We could talk more about how my hometown has a townhall, great counter meals at the local pub, an annual regional show you can still sneak into for free behind the race track and how kids get out onto vacant blocks and build bike jumps with treacherous pits for those kids who don’t pedal fast enough.
We could talk about the three primary schools, the senior high school, the strength of its service clubs and sporting associations. We could talk about the Tucker Box Deli and Steve’s Deli (still called that even though Steve hasn’t owned it for more than a quarter of a century).
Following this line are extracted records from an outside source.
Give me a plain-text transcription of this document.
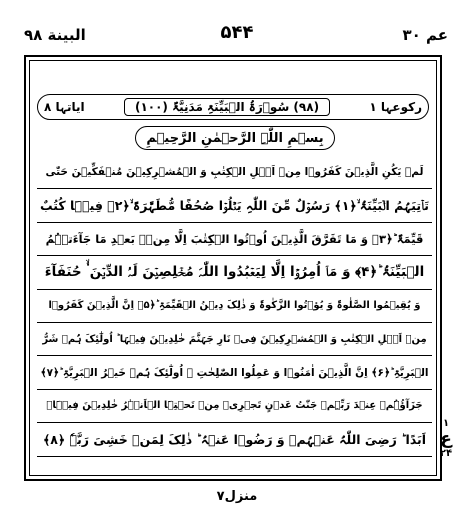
البینة ۹۸	۵۴۴	عم ۳۰
ایاتہا ۸	(۹۸) سُوۡرَۃُ الۡبَیِّنَۃِ مَدَنِیَّۃٌ (۱۰۰)	رکوعہا ۱
بِسۡمِ اللّٰہِ الرَّحۡمٰنِ الرَّحِیۡمِ
لَمۡ یَکُنِ الَّذِیۡنَ کَفَرُوۡا مِنۡ اَہۡلِ الۡکِتٰبِ وَ الۡمُشۡرِکِیۡنَ مُنۡفَکِّیۡنَ حَتّٰی
تَاۡتِیَہُمُ الۡبَیِّنَۃُ ۙ﴿۱﴾ رَسُوۡلٌ مِّنَ اللّٰہِ یَتۡلُوۡا صُحُفًا مُّطَہَّرَۃً ۙ﴿۲﴾ فِیۡہَا کُتُبٌ
قَیِّمَۃٌ ؕ﴿۳﴾ وَ مَا تَفَرَّقَ الَّذِیۡنَ اُوۡتُوا الۡکِتٰبَ اِلَّا مِنۡۢ بَعۡدِ مَا جَآءَتۡہُمُ
الۡبَیِّنَۃُ ؕ﴿۴﴾ وَ مَاۤ اُمِرُوۡۤا اِلَّا لِیَعۡبُدُوا اللّٰہَ مُخۡلِصِیۡنَ لَہُ الدِّیۡنَ ۬ۙ حُنَفَآءَ
وَ یُقِیۡمُوا الصَّلٰوۃَ وَ یُؤۡتُوا الزَّکٰوۃَ وَ ذٰلِکَ دِیۡنُ الۡقَیِّمَۃِ ؕ﴿۵﴾ اِنَّ الَّذِیۡنَ کَفَرُوۡا
مِنۡ اَہۡلِ الۡکِتٰبِ وَ الۡمُشۡرِکِیۡنَ فِیۡ نَارِ جَہَنَّمَ خٰلِدِیۡنَ فِیۡہَا ؕ اُولٰٓئِکَ ہُمۡ شَرُّ
الۡبَرِیَّۃِ ؕ﴿۶﴾ اِنَّ الَّذِیۡنَ اٰمَنُوۡا وَ عَمِلُوا الصّٰلِحٰتِ ۙ اُولٰٓئِکَ ہُمۡ خَیۡرُ الۡبَرِیَّۃِ ؕ﴿۷﴾
جَزَآؤُہُمۡ عِنۡدَ رَبِّہِمۡ جَنّٰتُ عَدۡنٍ تَجۡرِیۡ مِنۡ تَحۡتِہَا الۡاَنۡہٰرُ خٰلِدِیۡنَ فِیۡہَاۤ
اَبَدًا ؕ رَضِیَ اللّٰہُ عَنۡہُمۡ وَ رَضُوۡا عَنۡہُ ؕ ذٰلِکَ لِمَنۡ خَشِیَ رَبَّہٗ ﴿۸﴾
۱
ع
۲۴
منزل۷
It’s a town that hasn’t stood still since I last lived there but in my mind, as we drive around and I see houses where my friends lived, I think they’re still there and all I have to do to get those times back is throw my bike down on their front lawn and knock on the door.
Why are hometowns hidden treasures?
My hometown is a hidden treasure because it’s not far down the road and it welcomes me every time with its view into the valley as you come over the hill.
Hometowns are hidden treasures because they remind us of the importance of having a sense of place and the importance of having a sense of community. To have a place to go to, to mark milestones and tell old stories and make new ones is the greatest treasure of all.